Она действительно была благодарна: за крышу над головой, за радушный приём, за добрые слова о её отце, которого она любила, несмотря на случившееся. Здесь, в этом неуютном коридоре, стоя рядом с возвышающимся над ней Добрыней, Лизавета и впрямь поверила, что всё может закончиться хорошо.
Добрыня мягко улыбнулся:
— Да не за что. Ты, как обустроишься, приходи. Накормим ещё.
Лизавета проводила взглядом грузную фигуру и лишь затем вставила ключ в замочную скважину. Повернулся он легко, с громким щелчком: пускай двор и выглядел небогато, но за порядком тут явно следили.
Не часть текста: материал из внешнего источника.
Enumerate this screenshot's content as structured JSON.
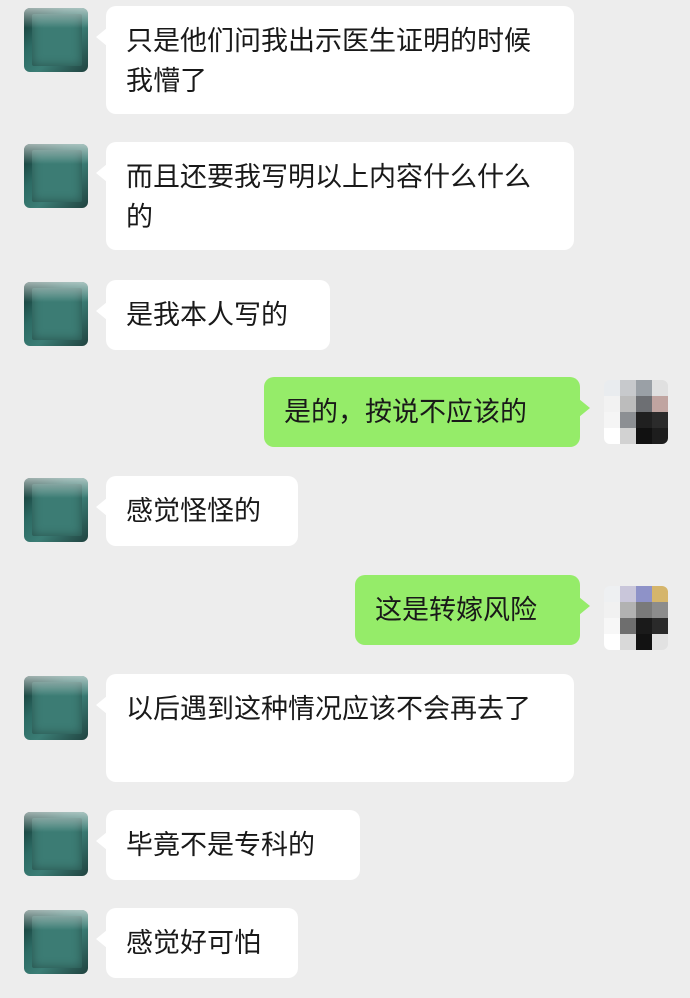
{
  "chat": {
    "messages": [
      {
        "side": "left",
        "text": "只是他们问我出示医生证明的时候我懵了"
      },
      {
        "side": "left",
        "text": "而且还要我写明以上内容什么什么的"
      },
      {
        "side": "left",
        "text": "是我本人写的"
      },
      {
        "side": "right",
        "text": "是的，按说不应该的"
      },
      {
        "side": "left",
        "text": "感觉怪怪的"
      },
      {
        "side": "right",
        "text": "这是转嫁风险"
      },
      {
        "side": "left",
        "text": "以后遇到这种情况应该不会再去了"
      },
      {
        "side": "left",
        "text": "毕竟不是专科的"
      },
      {
        "side": "left",
        "text": "感觉好可怕"
      }
    ]
  },
  "colors": {
    "background": "#ededed",
    "incoming_bubble": "#ffffff",
    "outgoing_bubble": "#95ec69",
    "text": "#191919"
  },
  "icons": {
    "contact_avatar": "contact-avatar-icon",
    "user_avatar": "user-avatar-icon"
  }
}
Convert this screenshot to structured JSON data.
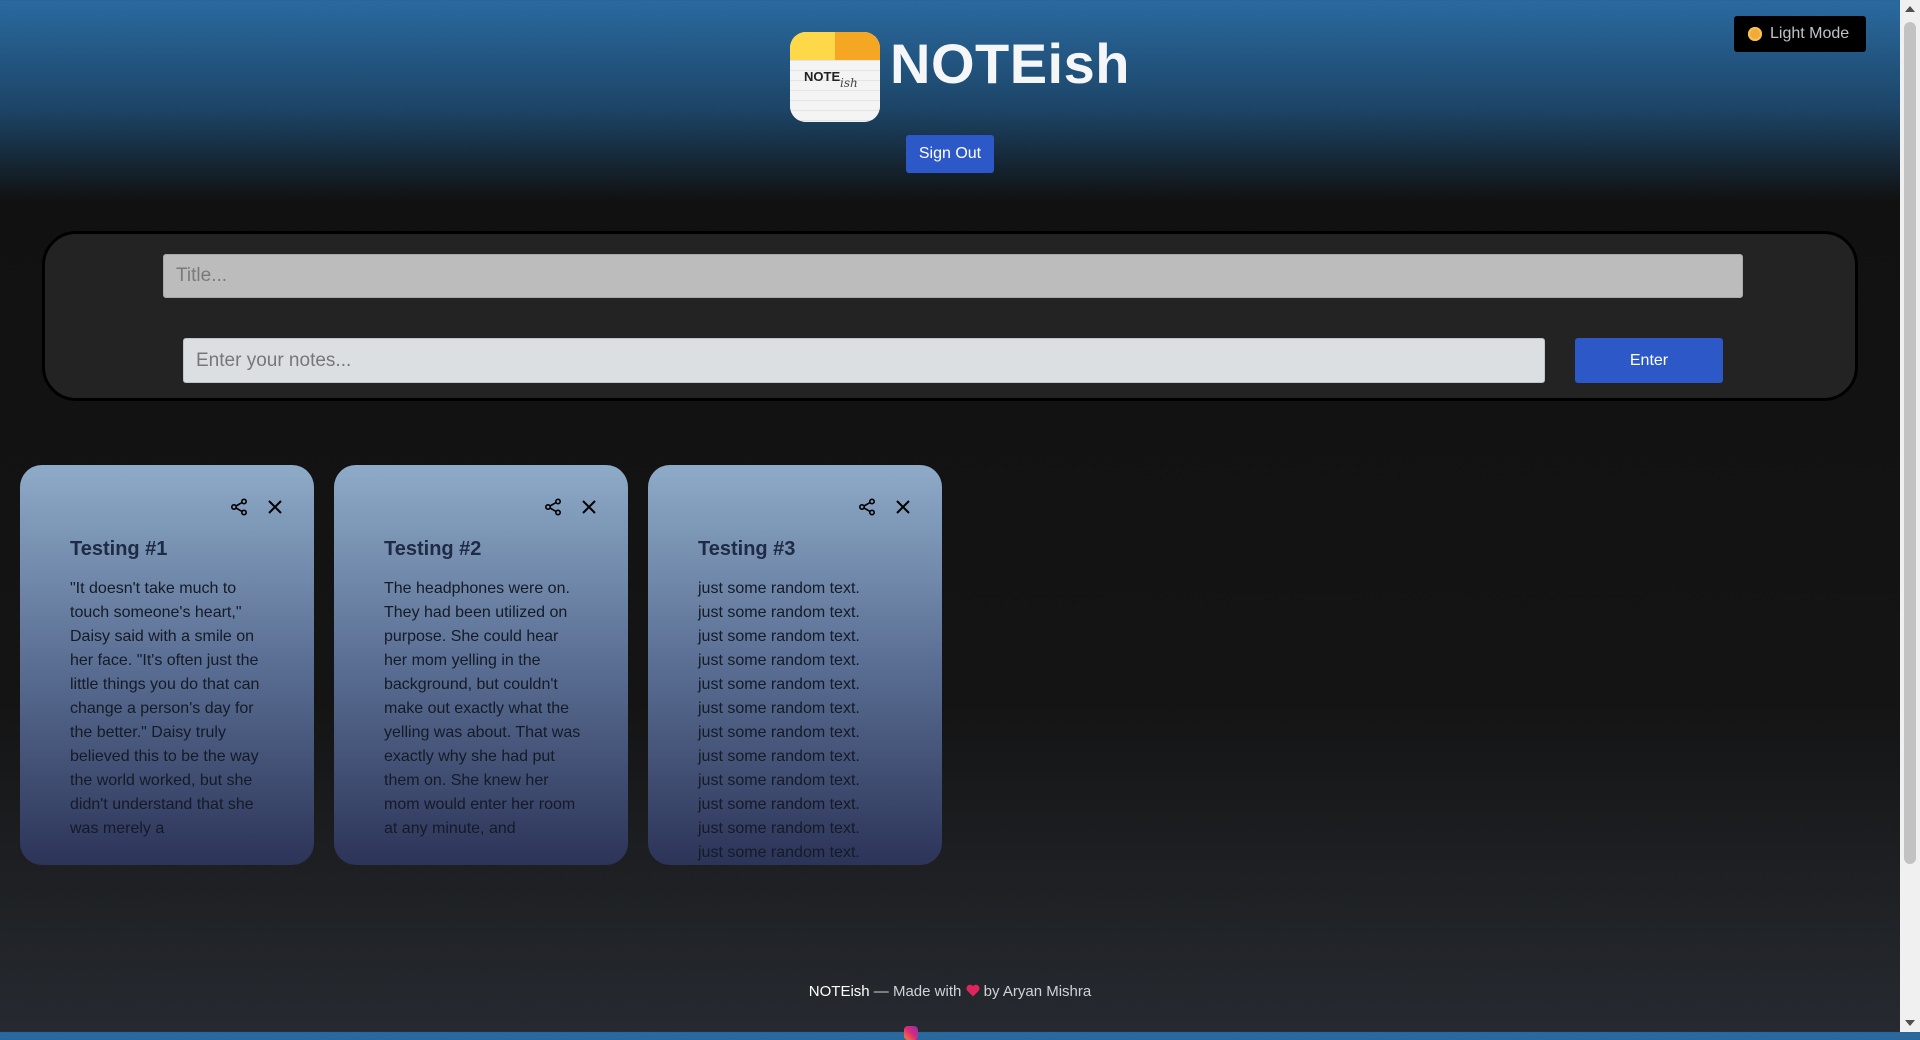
{
  "header": {
    "logo_text": "NOTE",
    "logo_script": "ish",
    "app_title": "NOTEish",
    "sign_out_label": "Sign Out",
    "theme_toggle_label": "Light Mode"
  },
  "form": {
    "title_placeholder": "Title...",
    "notes_placeholder": "Enter your notes...",
    "enter_label": "Enter"
  },
  "notes": [
    {
      "title": "Testing #1",
      "body": "\"It doesn't take much to touch someone's heart,\" Daisy said with a smile on her face. \"It's often just the little things you do that can change a person's day for the better.\" Daisy truly believed this to be the way the world worked, but she didn't understand that she was merely a"
    },
    {
      "title": "Testing #2",
      "body": "The headphones were on. They had been utilized on purpose. She could hear her mom yelling in the background, but couldn't make out exactly what the yelling was about. That was exactly why she had put them on. She knew her mom would enter her room at any minute, and"
    },
    {
      "title": "Testing #3",
      "body": "just some random text.\njust some random text.\njust some random text.\njust some random text.\njust some random text.\njust some random text.\njust some random text.\njust some random text.\njust some random text.\njust some random text.\njust some random text.\njust some random text."
    }
  ],
  "footer": {
    "brand": "NOTEish",
    "made_with": " — Made with ",
    "by": " by Aryan Mishra"
  },
  "colors": {
    "accent": "#2c58c8",
    "heart": "#e0245e"
  }
}
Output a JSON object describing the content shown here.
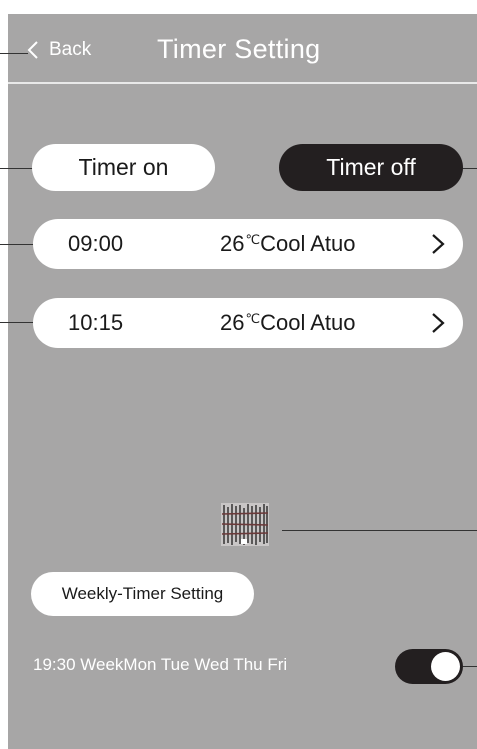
{
  "header": {
    "back_label": "Back",
    "title": "Timer Setting"
  },
  "tabs": {
    "on_label": "Timer on",
    "off_label": "Timer off",
    "active": "Timer off"
  },
  "timers": [
    {
      "time": "09:00",
      "temp": "26",
      "unit": "℃",
      "mode": "Cool Atuo"
    },
    {
      "time": "10:15",
      "temp": "26",
      "unit": "℃",
      "mode": "Cool Atuo"
    }
  ],
  "weekly": {
    "button_label": "Weekly-Timer Setting",
    "schedule_text": "19:30 WeekMon Tue Wed Thu Fri",
    "toggle_on": true
  },
  "colors": {
    "panel": "#a7a6a6",
    "active_pill": "#231f20",
    "pill": "#ffffff",
    "text_light": "#ffffff"
  },
  "icons": [
    "back-chevron-icon",
    "chevron-right-icon",
    "glyph-image-icon"
  ]
}
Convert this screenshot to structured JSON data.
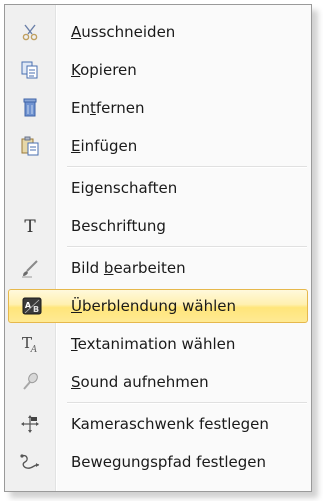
{
  "menu": {
    "groups": [
      [
        {
          "id": "ausschneiden",
          "label": "Ausschneiden",
          "accel": "A",
          "rest": "usschneiden",
          "pre": "",
          "icon": "scissors-icon"
        },
        {
          "id": "kopieren",
          "label": "Kopieren",
          "accel": "K",
          "rest": "opieren",
          "pre": "",
          "icon": "copy-icon"
        },
        {
          "id": "entfernen",
          "label": "Entfernen",
          "accel": "t",
          "rest": "fernen",
          "pre": "En",
          "icon": "delete-icon"
        },
        {
          "id": "einfuegen",
          "label": "Einfügen",
          "accel": "E",
          "rest": "infügen",
          "pre": "",
          "icon": "paste-icon"
        }
      ],
      [
        {
          "id": "eigenschaften",
          "label": "Eigenschaften",
          "icon": ""
        },
        {
          "id": "beschriftung",
          "label": "Beschriftung",
          "icon": "text-icon"
        }
      ],
      [
        {
          "id": "bild-bearbeiten",
          "label": "Bild bearbeiten",
          "pre": "Bild ",
          "accel": "b",
          "rest": "earbeiten",
          "icon": "brush-icon"
        },
        {
          "id": "ueberblendung",
          "label": "Überblendung wählen",
          "pre": "",
          "accel": "Ü",
          "rest": "berblendung wählen",
          "icon": "transition-icon",
          "highlighted": true
        },
        {
          "id": "textanimation",
          "label": "Textanimation wählen",
          "pre": "",
          "accel": "T",
          "rest": "extanimation wählen",
          "icon": "text-animation-icon"
        },
        {
          "id": "sound",
          "label": "Sound aufnehmen",
          "pre": "",
          "accel": "S",
          "rest": "ound aufnehmen",
          "icon": "microphone-icon"
        }
      ],
      [
        {
          "id": "kameraschwenk",
          "label": "Kameraschwenk festlegen",
          "icon": "camera-pan-icon"
        },
        {
          "id": "bewegungspfad",
          "label": "Bewegungspfad festlegen",
          "icon": "motion-path-icon"
        }
      ]
    ],
    "colors": {
      "highlight_border": "#e6b84c",
      "highlight_fill": "#ffe57a"
    }
  }
}
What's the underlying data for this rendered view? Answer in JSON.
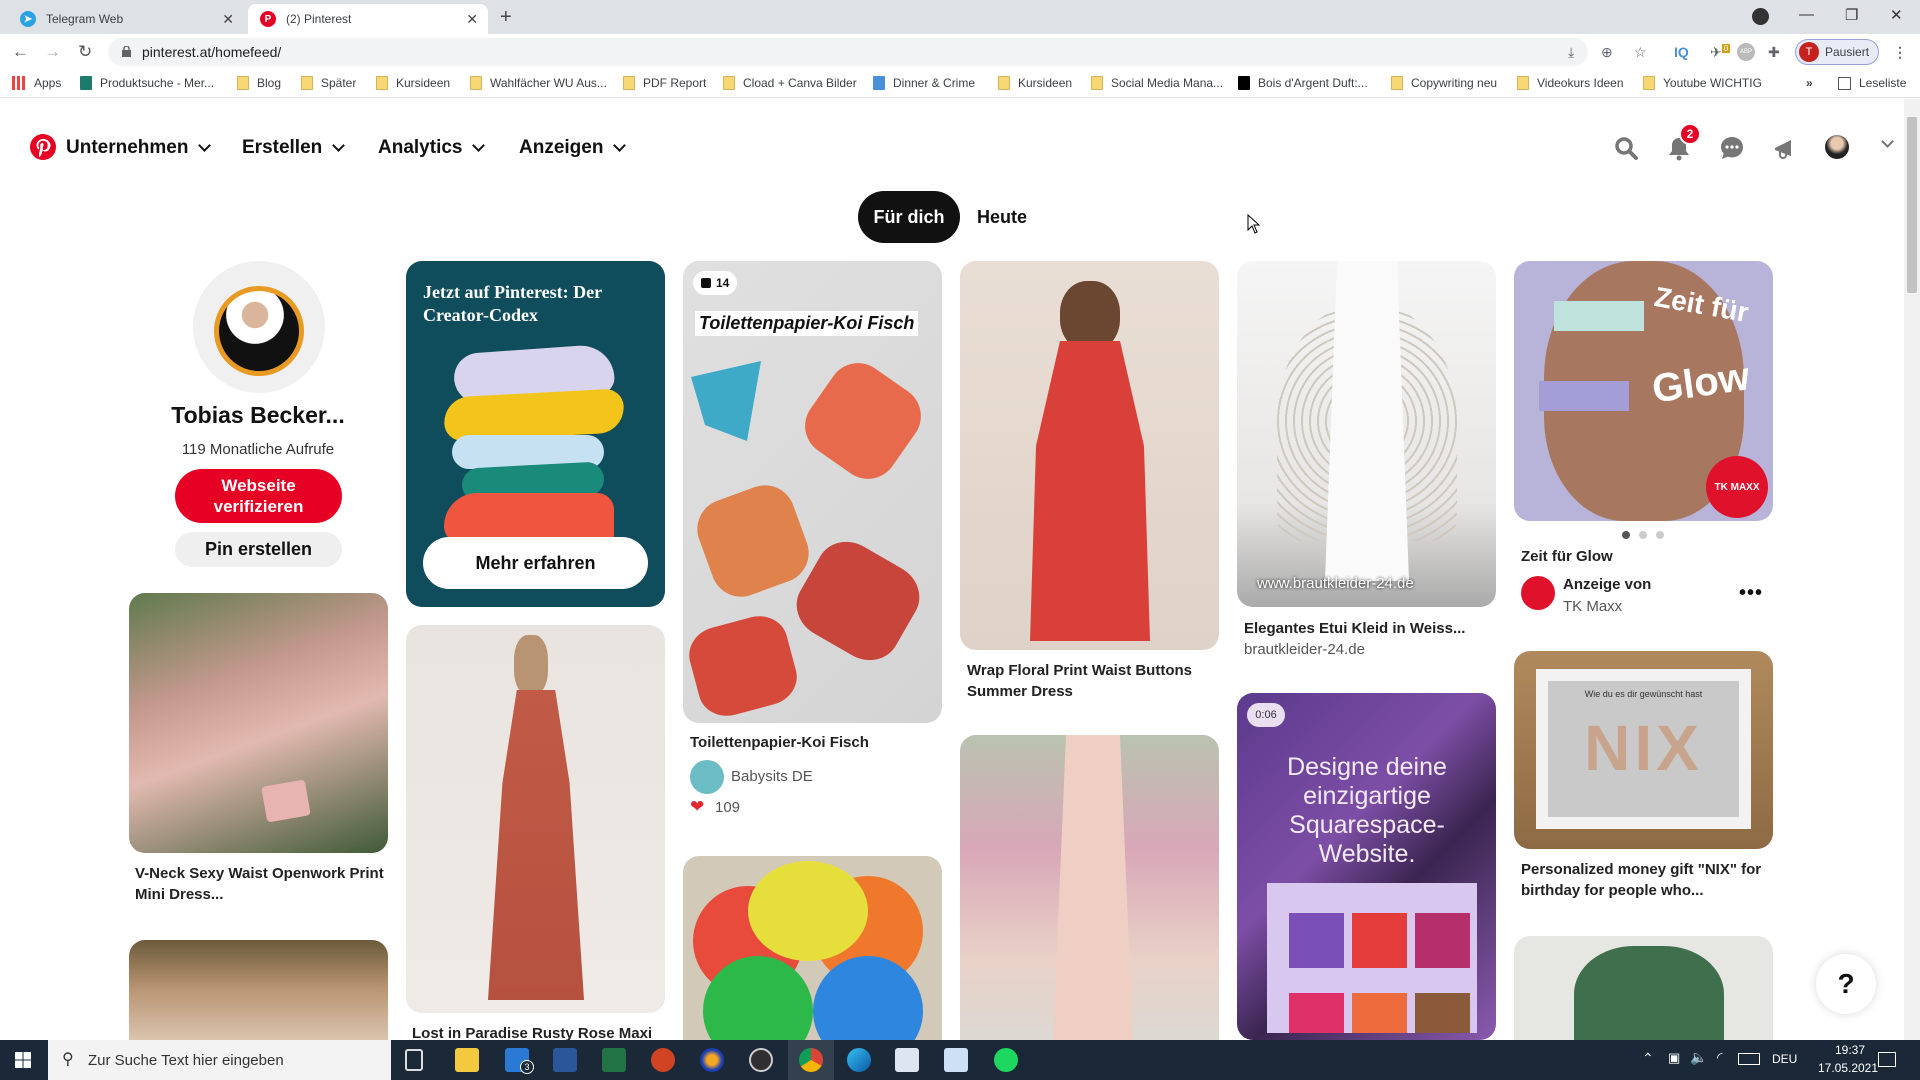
{
  "browser": {
    "tabs": [
      {
        "title": "Telegram Web",
        "icon": "telegram-icon",
        "active": false
      },
      {
        "title": "(2) Pinterest",
        "icon": "pinterest-icon",
        "active": true
      }
    ],
    "new_tab": "+",
    "url": "pinterest.at/homefeed/",
    "profile": {
      "initial": "T",
      "label": "Pausiert"
    },
    "extension_badges": {
      "iq": "IQ",
      "counter": "0",
      "abp": "ABP"
    },
    "bookmarks": [
      {
        "label": "Apps",
        "icon": "apps-grid-icon"
      },
      {
        "label": "Produktsuche - Mer...",
        "icon": "site-icon"
      },
      {
        "label": "Blog",
        "icon": "folder-icon"
      },
      {
        "label": "Später",
        "icon": "folder-icon"
      },
      {
        "label": "Kursideen",
        "icon": "folder-icon"
      },
      {
        "label": "Wahlfächer WU Aus...",
        "icon": "folder-icon"
      },
      {
        "label": "PDF Report",
        "icon": "folder-icon"
      },
      {
        "label": "Cload + Canva Bilder",
        "icon": "folder-icon"
      },
      {
        "label": "Dinner & Crime",
        "icon": "site-icon"
      },
      {
        "label": "Kursideen",
        "icon": "folder-icon"
      },
      {
        "label": "Social Media Mana...",
        "icon": "folder-icon"
      },
      {
        "label": "Bois d'Argent Duft:...",
        "icon": "site-icon"
      },
      {
        "label": "Copywriting neu",
        "icon": "folder-icon"
      },
      {
        "label": "Videokurs Ideen",
        "icon": "folder-icon"
      },
      {
        "label": "Youtube WICHTIG",
        "icon": "folder-icon"
      }
    ],
    "more_bookmarks": "»",
    "reading_list": "Leseliste"
  },
  "header": {
    "nav": [
      "Unternehmen",
      "Erstellen",
      "Analytics",
      "Anzeigen"
    ],
    "notification_count": "2",
    "accent": "#e60023"
  },
  "feed_tabs": [
    {
      "label": "Für dich",
      "active": true
    },
    {
      "label": "Heute",
      "active": false
    }
  ],
  "profile_card": {
    "name": "Tobias Becker...",
    "stats": "119 Monatliche Aufrufe",
    "verify_button": "Webseite verifizieren",
    "create_pin_button": "Pin erstellen"
  },
  "pins": {
    "creator_codex": {
      "title": "Jetzt auf Pinterest: Der Creator-Codex",
      "button": "Mehr erfahren"
    },
    "koi": {
      "overlay_title": "Toilettenpapier-Koi Fisch",
      "count": "14",
      "title": "Toilettenpapier-Koi Fisch",
      "author": "Babysits DE",
      "reactions": "109"
    },
    "wrap_dress": {
      "title": "Wrap Floral Print Waist Buttons Summer Dress"
    },
    "etui": {
      "title": "Elegantes Etui Kleid in Weiss...",
      "source": "brautkleider-24.de",
      "watermark": "www.brautkleider-24.de"
    },
    "glow": {
      "overlay_1": "Zeit für",
      "overlay_2": "Glow",
      "title": "Zeit für Glow",
      "sponsor_label": "Anzeige von",
      "sponsor": "TK Maxx",
      "brand": "TK MAXX",
      "carousel_pages": 3,
      "carousel_active": 1
    },
    "vneck": {
      "title": "V-Neck Sexy Waist Openwork Print Mini Dress..."
    },
    "rusty": {
      "title": "Lost in Paradise Rusty Rose Maxi"
    },
    "squarespace": {
      "duration": "0:06",
      "overlay": "Designe deine einzigartige Squarespace-Website."
    },
    "nix": {
      "overlay": "Wie du es dir gewünscht hast",
      "title": "Personalized money gift \"NIX\" for birthday for people who..."
    }
  },
  "help_button": "?",
  "taskbar": {
    "search_placeholder": "Zur Suche Text hier eingeben",
    "mail_badge": "3",
    "language": "DEU",
    "time": "19:37",
    "date": "17.05.2021"
  }
}
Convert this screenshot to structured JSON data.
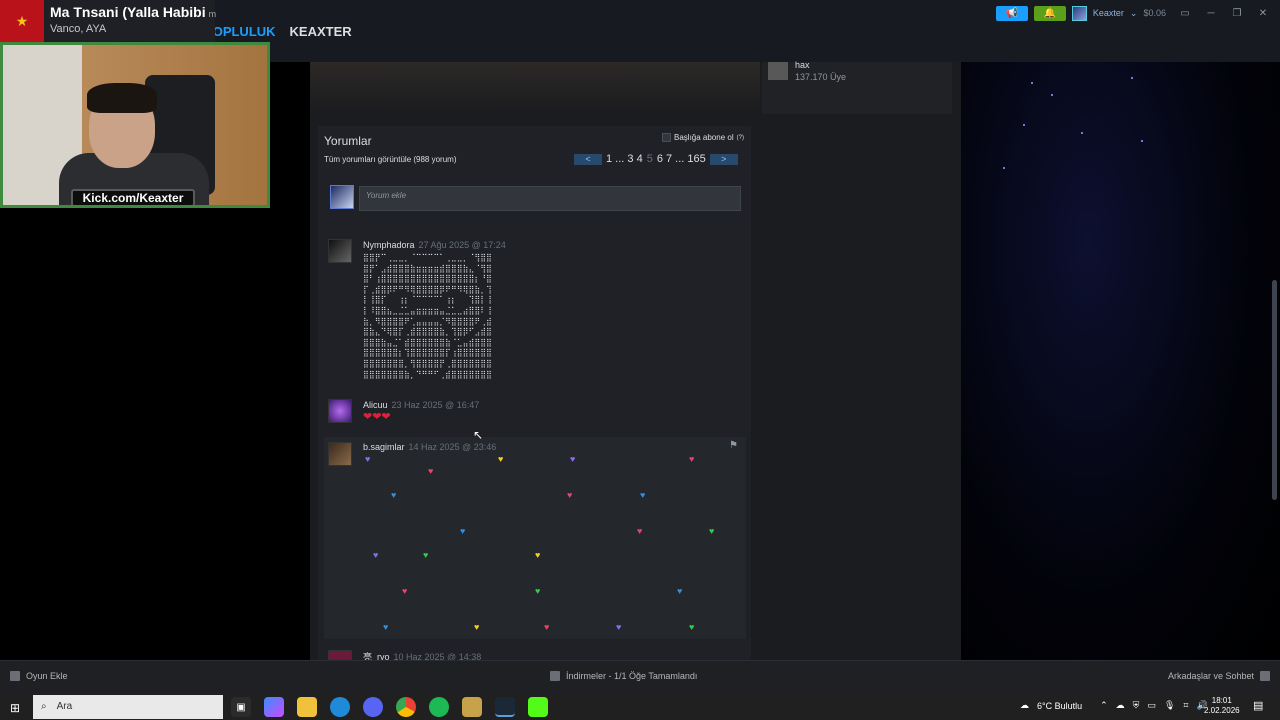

Лизавета улыбнулась, представив, как Добрыня по утрам смазывает петли, подметает полы и смахивает пыль, и сильнее толкнула дверь.
Как она и предчувствовала, комната была обставлена бедно. У одной стены — односпальная кровать, у другой — небольшой, чуть облупившийся шкаф. Был ещё стол, на котором кто-то предусмотрительно оставил чернильницу, заточенное перо и пару листов бумаги. Правда, чернила в баночке давно и безнадёжно засохли.